Dakila

    Dakila

    Supernatural | Mystery | Dark Romance | PH Myth

    Dakila
    c.ai

    The air around you wasn’t air at all—it was breath. Wet, cold, and too still to be natural.

    You weren’t supposed to be out past sundown. Not this deep in Samar. Not near the woods people never mapped, where GPS dies and compasses forget how to point north. You had been warned—by old women with cracked voices and rosaries wrapped twice around their wrists.

    They called it Biringan.

    The City of the Lost. A place no map dared draw. A myth for the tourists, a fear for the locals. A city of flickering lights, only visible to those cursed enough to see what they shouldn’t. They said the moment you saw it, it saw you too. And once seen, it never forgot.

    Your skin prickled as you stood by the riverbank, the mist curling around your ankles like hungry fingers. The sky above churned with storm clouds, the moon peeking through like a jaundiced eye. You didn’t know why you walked this far. Or what pulled you here.

    But something was watching.

    They warned you never to turn around when someone whispered “Psst!” at dusk.

    Your grandmother’s voice still clung to your spine like wet cloth, trembling with old fear. “That’s when the Tamawo call, anak. That’s when they hunt. You hear a whisper at sundown, you run. You pray.”

    But you didn’t.

    You turned.

    And that was the first mistake.

    The second was meeting his eyes.

    The riverbank was unnaturally silent that night. Not a single insect. Not a single leaf stirred. Even the moon seemed to hesitate behind a veil of stormclouds. You weren’t supposed to be there—but curiosity has teeth, and it led you past the trees, past the moss-slick stones, past sense.

    That’s when you heard it.

    “Psst… {{user}}.”

    It was your father’s voice. But it couldn’t be. Your father had died five years ago.

    Still, you turned.

    From the treeline, it emerged—tall as nightmares, wrapped in robes blacker than shadow. Its skin gleamed like bone in moonlight, smooth and perfect and wrong. Long silver hair draped over broad shoulders. Its fingers ended in claws sharp enough to peel back flesh like fruit.

    You didn’t know the name then. Not yet.

    But he knew yours.

    He had been watching. Waiting. And when your gaze locked with his, something in the air snapped. Like the world tilted—just a fraction—enough for your breath to catch in your throat and stay there.

    He didn’t move.

    He didn’t have to.

    Because you couldn’t look away.

    Not from the eyes. Not from the grin that wasn’t really a grin. Not from the terrible, beautiful stillness of something that wasn’t quite human—but wanted you anyway.
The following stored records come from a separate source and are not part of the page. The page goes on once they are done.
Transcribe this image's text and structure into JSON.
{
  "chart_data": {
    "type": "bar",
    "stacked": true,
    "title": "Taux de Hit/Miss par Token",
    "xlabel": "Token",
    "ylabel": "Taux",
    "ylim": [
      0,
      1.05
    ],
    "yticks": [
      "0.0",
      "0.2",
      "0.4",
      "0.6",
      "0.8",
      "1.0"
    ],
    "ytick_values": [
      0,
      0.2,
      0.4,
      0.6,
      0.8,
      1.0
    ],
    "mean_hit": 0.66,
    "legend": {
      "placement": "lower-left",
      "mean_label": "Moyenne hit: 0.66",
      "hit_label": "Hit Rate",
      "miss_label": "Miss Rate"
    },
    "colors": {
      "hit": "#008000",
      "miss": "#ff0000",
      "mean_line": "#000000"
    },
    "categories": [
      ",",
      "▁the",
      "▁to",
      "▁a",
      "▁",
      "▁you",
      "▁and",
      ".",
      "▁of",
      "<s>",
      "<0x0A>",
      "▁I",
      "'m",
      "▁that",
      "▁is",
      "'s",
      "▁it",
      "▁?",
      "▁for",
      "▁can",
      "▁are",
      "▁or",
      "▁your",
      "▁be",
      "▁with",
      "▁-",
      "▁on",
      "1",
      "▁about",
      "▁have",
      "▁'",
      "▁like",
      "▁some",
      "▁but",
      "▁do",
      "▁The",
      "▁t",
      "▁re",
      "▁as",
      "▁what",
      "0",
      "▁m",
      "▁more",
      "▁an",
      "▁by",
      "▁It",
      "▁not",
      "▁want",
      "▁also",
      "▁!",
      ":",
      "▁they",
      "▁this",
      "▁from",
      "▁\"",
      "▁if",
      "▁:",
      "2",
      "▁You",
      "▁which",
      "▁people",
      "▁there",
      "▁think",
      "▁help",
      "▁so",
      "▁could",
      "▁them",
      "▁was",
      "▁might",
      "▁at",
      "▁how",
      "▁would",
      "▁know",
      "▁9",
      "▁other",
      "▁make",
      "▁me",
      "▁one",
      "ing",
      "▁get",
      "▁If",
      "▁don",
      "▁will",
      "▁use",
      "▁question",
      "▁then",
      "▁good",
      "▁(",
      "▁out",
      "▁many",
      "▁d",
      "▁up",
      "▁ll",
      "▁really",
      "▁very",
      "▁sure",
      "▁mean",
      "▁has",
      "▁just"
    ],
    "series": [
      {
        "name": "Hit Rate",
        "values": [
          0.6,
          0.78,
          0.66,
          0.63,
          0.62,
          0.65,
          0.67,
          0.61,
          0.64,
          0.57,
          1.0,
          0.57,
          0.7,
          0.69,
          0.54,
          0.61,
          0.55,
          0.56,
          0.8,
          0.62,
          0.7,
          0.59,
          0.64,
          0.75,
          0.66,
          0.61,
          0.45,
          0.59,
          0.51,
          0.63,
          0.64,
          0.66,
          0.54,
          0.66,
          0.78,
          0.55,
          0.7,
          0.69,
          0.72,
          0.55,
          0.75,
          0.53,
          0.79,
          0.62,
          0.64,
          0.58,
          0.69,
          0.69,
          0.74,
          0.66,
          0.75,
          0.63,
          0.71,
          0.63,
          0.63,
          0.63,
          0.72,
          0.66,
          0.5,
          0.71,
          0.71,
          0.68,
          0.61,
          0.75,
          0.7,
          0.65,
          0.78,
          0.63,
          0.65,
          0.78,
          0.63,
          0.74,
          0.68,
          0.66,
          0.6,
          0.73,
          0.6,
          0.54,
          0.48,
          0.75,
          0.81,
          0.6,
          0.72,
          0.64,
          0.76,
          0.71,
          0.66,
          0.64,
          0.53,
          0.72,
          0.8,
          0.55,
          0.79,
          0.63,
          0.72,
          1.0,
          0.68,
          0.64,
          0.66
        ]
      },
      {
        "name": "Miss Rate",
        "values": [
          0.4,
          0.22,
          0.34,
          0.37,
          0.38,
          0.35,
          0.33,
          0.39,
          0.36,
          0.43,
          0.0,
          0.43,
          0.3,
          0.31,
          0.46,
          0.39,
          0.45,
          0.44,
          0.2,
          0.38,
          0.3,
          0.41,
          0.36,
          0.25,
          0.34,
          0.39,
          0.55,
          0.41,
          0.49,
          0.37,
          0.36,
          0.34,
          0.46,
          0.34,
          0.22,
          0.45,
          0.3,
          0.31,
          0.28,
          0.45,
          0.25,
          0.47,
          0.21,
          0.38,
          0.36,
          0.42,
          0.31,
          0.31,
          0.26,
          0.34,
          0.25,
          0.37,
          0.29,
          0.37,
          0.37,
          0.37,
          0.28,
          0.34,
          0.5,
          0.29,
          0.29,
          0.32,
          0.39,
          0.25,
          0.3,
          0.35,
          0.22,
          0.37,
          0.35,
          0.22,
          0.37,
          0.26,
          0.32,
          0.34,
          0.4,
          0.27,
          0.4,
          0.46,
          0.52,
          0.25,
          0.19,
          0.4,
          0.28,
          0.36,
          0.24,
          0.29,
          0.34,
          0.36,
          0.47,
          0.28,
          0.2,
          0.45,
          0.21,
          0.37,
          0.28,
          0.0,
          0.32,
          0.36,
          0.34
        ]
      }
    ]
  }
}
    And somewhere deep inside you—deeper than fear, deeper than reason—a whisper bloomed.

    “He’s already chosen.”

    The river between you felt thinner than before.

    And the path behind you?

    Gone.

    Before the binding could begin, something else slithered out of the dark—Dumalapdap, exiled and cruel, his smile wide enough to split his face. His eyes latched onto you with hunger, a hunger Dakila recognized too well.